Il momentaneo vantaggio è arrivato al 39', con il primo tiro nello specchio della porta difesa da Sasaki. Gol abbastanza casuale, nato da un errore di Handa che ha sbagliato il controllo in area e consentito il sinistro al volo di Lorenzo Colombo. In verità, fino a quel momento Nicolato non era parso molto contento dei suoi.
Dopo un buon inizio, il ritmo è decisamente calato, e - tolto Udogie, attivo sulla fascia sinistra - gli azzurrini avevano corso tanto sul prato bagnato dalla pioggia, ma con scarsa incisività. Poche verticalizzazioni, attaccanti spesso serviti spalle alla porta, conclusioni col contagocce. Prima della rete di Colombo, al 36', era stato pericoloso il Giappone con i tiri di Hosoya e Saito.
Al rientro gli ospiti si sono rovesciati in avanti e dopo dieci minuti hanno pareggiato con il colpo di testa del neo entrato Fujio, su azione da calcio d'angolo.
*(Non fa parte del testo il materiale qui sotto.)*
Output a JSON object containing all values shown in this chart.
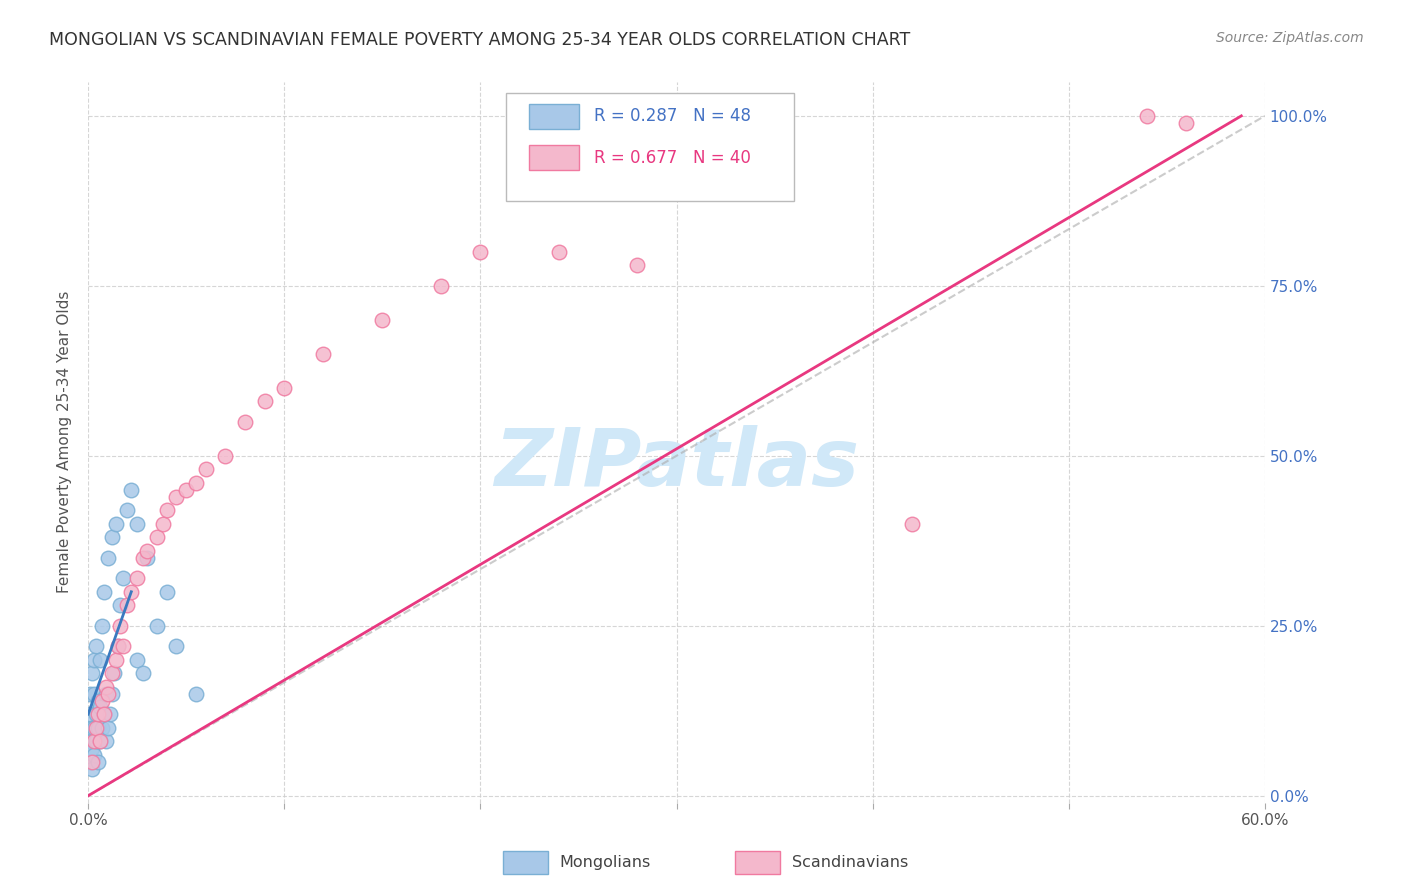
{
  "title": "MONGOLIAN VS SCANDINAVIAN FEMALE POVERTY AMONG 25-34 YEAR OLDS CORRELATION CHART",
  "source": "Source: ZipAtlas.com",
  "ylabel": "Female Poverty Among 25-34 Year Olds",
  "xlim": [
    0.0,
    0.6
  ],
  "ylim": [
    -0.01,
    1.05
  ],
  "xtick_positions": [
    0.0,
    0.1,
    0.2,
    0.3,
    0.4,
    0.5,
    0.6
  ],
  "xticklabels_show": {
    "0": "0.0%",
    "6": "60.0%"
  },
  "ytick_positions": [
    0.0,
    0.25,
    0.5,
    0.75,
    1.0
  ],
  "yticklabels_right": [
    "0.0%",
    "25.0%",
    "50.0%",
    "75.0%",
    "100.0%"
  ],
  "legend_r_blue": "0.287",
  "legend_n_blue": "48",
  "legend_r_pink": "0.677",
  "legend_n_pink": "40",
  "legend_label_blue": "Mongolians",
  "legend_label_pink": "Scandinavians",
  "blue_scatter_color": "#a8c8e8",
  "blue_edge_color": "#7aafd4",
  "pink_scatter_color": "#f4b8cc",
  "pink_edge_color": "#f07aa0",
  "blue_line_color": "#3a7abf",
  "pink_line_color": "#e83880",
  "ref_line_color": "#aaaaaa",
  "watermark_text": "ZIPatlas",
  "watermark_color": "#d0e8f8",
  "title_color": "#333333",
  "source_color": "#888888",
  "right_axis_color": "#4472c4",
  "mongolian_x": [
    0.001,
    0.001,
    0.001,
    0.001,
    0.001,
    0.002,
    0.002,
    0.002,
    0.002,
    0.003,
    0.003,
    0.003,
    0.003,
    0.004,
    0.004,
    0.004,
    0.005,
    0.005,
    0.005,
    0.006,
    0.006,
    0.006,
    0.007,
    0.007,
    0.008,
    0.008,
    0.009,
    0.009,
    0.01,
    0.01,
    0.011,
    0.012,
    0.012,
    0.013,
    0.014,
    0.015,
    0.016,
    0.018,
    0.02,
    0.022,
    0.025,
    0.025,
    0.028,
    0.03,
    0.035,
    0.04,
    0.045,
    0.055
  ],
  "mongolian_y": [
    0.05,
    0.08,
    0.1,
    0.12,
    0.15,
    0.04,
    0.07,
    0.1,
    0.18,
    0.06,
    0.1,
    0.15,
    0.2,
    0.08,
    0.12,
    0.22,
    0.05,
    0.1,
    0.14,
    0.08,
    0.13,
    0.2,
    0.1,
    0.25,
    0.12,
    0.3,
    0.08,
    0.15,
    0.1,
    0.35,
    0.12,
    0.15,
    0.38,
    0.18,
    0.4,
    0.22,
    0.28,
    0.32,
    0.42,
    0.45,
    0.2,
    0.4,
    0.18,
    0.35,
    0.25,
    0.3,
    0.22,
    0.15
  ],
  "scandinavian_x": [
    0.002,
    0.003,
    0.004,
    0.005,
    0.006,
    0.007,
    0.008,
    0.009,
    0.01,
    0.012,
    0.014,
    0.015,
    0.016,
    0.018,
    0.02,
    0.022,
    0.025,
    0.028,
    0.03,
    0.035,
    0.038,
    0.04,
    0.045,
    0.05,
    0.055,
    0.06,
    0.07,
    0.08,
    0.09,
    0.1,
    0.12,
    0.15,
    0.18,
    0.2,
    0.24,
    0.28,
    0.3,
    0.42,
    0.54,
    0.56
  ],
  "scandinavian_y": [
    0.05,
    0.08,
    0.1,
    0.12,
    0.08,
    0.14,
    0.12,
    0.16,
    0.15,
    0.18,
    0.2,
    0.22,
    0.25,
    0.22,
    0.28,
    0.3,
    0.32,
    0.35,
    0.36,
    0.38,
    0.4,
    0.42,
    0.44,
    0.45,
    0.46,
    0.48,
    0.5,
    0.55,
    0.58,
    0.6,
    0.65,
    0.7,
    0.75,
    0.8,
    0.8,
    0.78,
    1.0,
    0.4,
    1.0,
    0.99
  ],
  "pink_line_x0": 0.0,
  "pink_line_y0": 0.0,
  "pink_line_x1": 0.588,
  "pink_line_y1": 1.0,
  "blue_line_x0": 0.0,
  "blue_line_y0": 0.12,
  "blue_line_x1": 0.022,
  "blue_line_y1": 0.3,
  "ref_line_x0": 0.0,
  "ref_line_y0": 0.0,
  "ref_line_x1": 0.6,
  "ref_line_y1": 1.0
}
In precedenza Caprile aveva sventato un'incursione in area di Saito.
Le tante sostituzioni della ripresa, da ambo le parti, hanno contribuito ad abbassare il ritmo, senza aggiungere gran che. Per l'Italia l'occasione migliore l'ha avuta ancora Colombo (32'), ma Sasaki ha deviato sopra la traversa il suo tiro, centrale. «Ho visto un buon primo tempo», ha commentato il tecnico Paolo Nicolato. «Poi siamo calati fisicamente, ma mi è piaciuto lo spirito della squadra contro un avversario forte. Fino ai 30 metri ci siamo, oltre bisogna migliorare. Ma queste sono le partite delle quali abbiamo bisogno. È importante affrontare certe difficoltà adesso per essere pronti a giugno», quando ci sarà l'Europeo. (r.s.)